Abiraterone has been in the press and on the tongue of patients’ questions for a number of months and now will require concentrated efforts, such as discussing the approval profile and the appropriate population of men for whom the US Food and Drug Admin - istration has approved this new compound. Whether we have taken part in clinical trials offering abiraterone or responding to patients’ requests of compassionate use of abiraterone, this oral agent has been anticipated with great interest from all fronts.

Depleting circulating androgens with various hormonal manipulations has been the mainstay of treatment, after curative efforts have failed or been unreachable. And although these medications have all come with a cost, men generally have ac cepted the side effects and alterations with their masculinity/ sexuality due, in large part, to the ease of taking oral medication. Although as healthcare providers, we may debate these merits, patients have been generally more accepting of therapies that can be held than those requiring giving up an arm and a vein for infusions. Abiraterone acetate is, therefore, an attractive addition to treatment options, and creates a new niche or an opportunity for an oral intervention in a new setting, for men with CRPC.

Always welcoming of educational opportunities, we now are aware of changes in the androgen receptor milieu that can be reactivated after prostate cancer cells become castration resistant. Abiraterone acetate is a potent inhibitor, both selective and irreversible, of CYP 17, the enzyme responsible for androgen biosynthesis. This enzyme is expressed in testicles, in adrenals, and within prostate cancer tumor tissue. Abiraterone, therefore, can be effective even with chemical or surgical castration.

As with all oral therapies, patients are on their own to be compliant, making proper patient selection key to efficacy and identification of tolerability. Abiraterone is taken on an empty stomach because of its affinity to protein binding. Instruct men to wait at least 1 hour after taking this medication before eating. Also impress upon patients the importance of waiting at least 2 hours after eating before swallowing abiraterone. Men also should understand that their dosing (approved at four 250- mg tablets) needs to be taken with a large glass of water.
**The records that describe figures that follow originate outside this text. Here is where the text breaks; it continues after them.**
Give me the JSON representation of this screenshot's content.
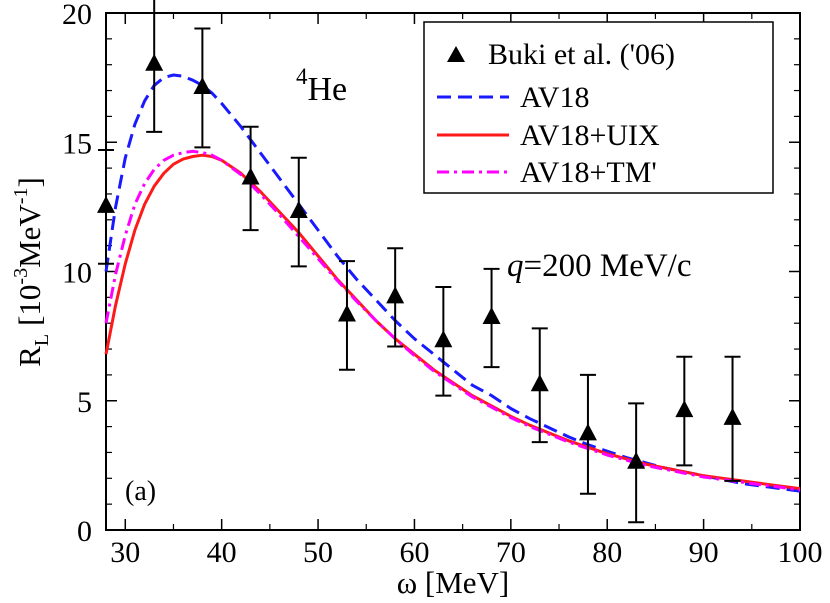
{
  "chart_data": {
    "type": "line",
    "title": "",
    "xlabel": "ω [MeV]",
    "ylabel": "R_L [10^-3 MeV^-1]",
    "ylabel_parts": {
      "main": "R",
      "main_sub": "L",
      "open": "[10",
      "exp1": "-3",
      "mid": "MeV",
      "exp2": "-1",
      "close": "]"
    },
    "xlim": [
      28,
      100
    ],
    "ylim": [
      0,
      20
    ],
    "x_ticks": [
      30,
      40,
      50,
      60,
      70,
      80,
      90,
      100
    ],
    "y_ticks": [
      0,
      5,
      10,
      15,
      20
    ],
    "grid": false,
    "legend_position": "top-right",
    "annotations": {
      "nucleus": {
        "mass": "4",
        "symbol": "He"
      },
      "momentum": {
        "var": "q",
        "rest": "=200 MeV/c"
      },
      "panel": "(a)"
    },
    "data_series": {
      "name": "Buki et al. ('06)",
      "x": [
        28,
        33,
        38,
        43,
        48,
        53,
        58,
        63,
        68,
        73,
        78,
        83,
        88,
        93
      ],
      "y": [
        12.5,
        18.0,
        17.1,
        13.6,
        12.3,
        8.3,
        9.0,
        7.3,
        8.2,
        5.6,
        3.7,
        2.6,
        4.6,
        4.3
      ],
      "err": [
        2.2,
        2.6,
        2.3,
        2.0,
        2.1,
        2.1,
        1.9,
        2.1,
        1.9,
        2.2,
        2.3,
        2.3,
        2.1,
        2.4
      ],
      "color": "#000000"
    },
    "series": [
      {
        "name": "AV18",
        "style": "dashed",
        "color": "#1a1aff",
        "x": [
          28,
          29,
          30,
          31,
          32,
          33,
          34,
          35,
          36,
          37,
          38,
          39,
          40,
          42,
          44,
          46,
          48,
          50,
          52,
          54,
          56,
          58,
          60,
          62,
          64,
          66,
          68,
          70,
          72,
          74,
          76,
          78,
          80,
          82,
          84,
          86,
          88,
          90,
          92,
          94,
          96,
          98,
          100
        ],
        "y": [
          10.0,
          12.5,
          14.4,
          15.7,
          16.6,
          17.2,
          17.5,
          17.6,
          17.55,
          17.4,
          17.2,
          16.9,
          16.5,
          15.6,
          14.6,
          13.6,
          12.6,
          11.6,
          10.6,
          9.7,
          8.9,
          8.1,
          7.4,
          6.8,
          6.2,
          5.6,
          5.2,
          4.7,
          4.3,
          3.95,
          3.6,
          3.3,
          3.05,
          2.8,
          2.6,
          2.4,
          2.25,
          2.1,
          1.95,
          1.8,
          1.7,
          1.6,
          1.5
        ]
      },
      {
        "name": "AV18+UIX",
        "style": "solid",
        "color": "#ff1a1a",
        "x": [
          28,
          29,
          30,
          31,
          32,
          33,
          34,
          35,
          36,
          37,
          38,
          39,
          40,
          42,
          44,
          46,
          48,
          50,
          52,
          54,
          56,
          58,
          60,
          62,
          64,
          66,
          68,
          70,
          72,
          74,
          76,
          78,
          80,
          82,
          84,
          86,
          88,
          90,
          92,
          94,
          96,
          98,
          100
        ],
        "y": [
          6.8,
          8.7,
          10.3,
          11.6,
          12.6,
          13.3,
          13.8,
          14.15,
          14.35,
          14.45,
          14.5,
          14.45,
          14.3,
          13.8,
          13.1,
          12.3,
          11.5,
          10.6,
          9.7,
          8.9,
          8.1,
          7.4,
          6.8,
          6.2,
          5.7,
          5.2,
          4.8,
          4.4,
          4.05,
          3.75,
          3.45,
          3.2,
          2.95,
          2.75,
          2.55,
          2.4,
          2.25,
          2.1,
          2.0,
          1.9,
          1.8,
          1.7,
          1.6
        ]
      },
      {
        "name": "AV18+TM'",
        "style": "dashdot",
        "color": "#ff00ff",
        "x": [
          28,
          29,
          30,
          31,
          32,
          33,
          34,
          35,
          36,
          37,
          38,
          39,
          40,
          42,
          44,
          46,
          48,
          50,
          52,
          54,
          56,
          58,
          60,
          62,
          64,
          66,
          68,
          70,
          72,
          74,
          76,
          78,
          80,
          82,
          84,
          86,
          88,
          90,
          92,
          94,
          96,
          98,
          100
        ],
        "y": [
          8.0,
          9.9,
          11.4,
          12.6,
          13.4,
          13.95,
          14.3,
          14.5,
          14.6,
          14.65,
          14.6,
          14.5,
          14.3,
          13.75,
          13.0,
          12.2,
          11.35,
          10.5,
          9.65,
          8.85,
          8.1,
          7.4,
          6.75,
          6.15,
          5.65,
          5.15,
          4.75,
          4.35,
          4.0,
          3.7,
          3.4,
          3.15,
          2.9,
          2.7,
          2.5,
          2.35,
          2.2,
          2.05,
          1.95,
          1.85,
          1.75,
          1.65,
          1.55
        ]
      }
    ]
  }
}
The current approval and treatment indication of abiraterone acetate is for use in combination with prednisone, for the treatment of patients with metastatic CRPC who have failed prior chemotherapy containing docetaxel. Although abiraterone has been/is being investigated in both postchemotherapy and the chemotherapy-naïve populations, this initial indication is specific to docetaxel failures. As is common in practice settings, men wish to hold off on starting chemotherapy regimens until all oral options have been exhausted. Until study data mature from the chemotherapy-naïve populations, there is no label use of abiraterone in the prechemothearapy arena. Patients unready for chemotherapy already are calling for prescriptions. For now, we educate and offer options based on the evidence, and label; don’t we?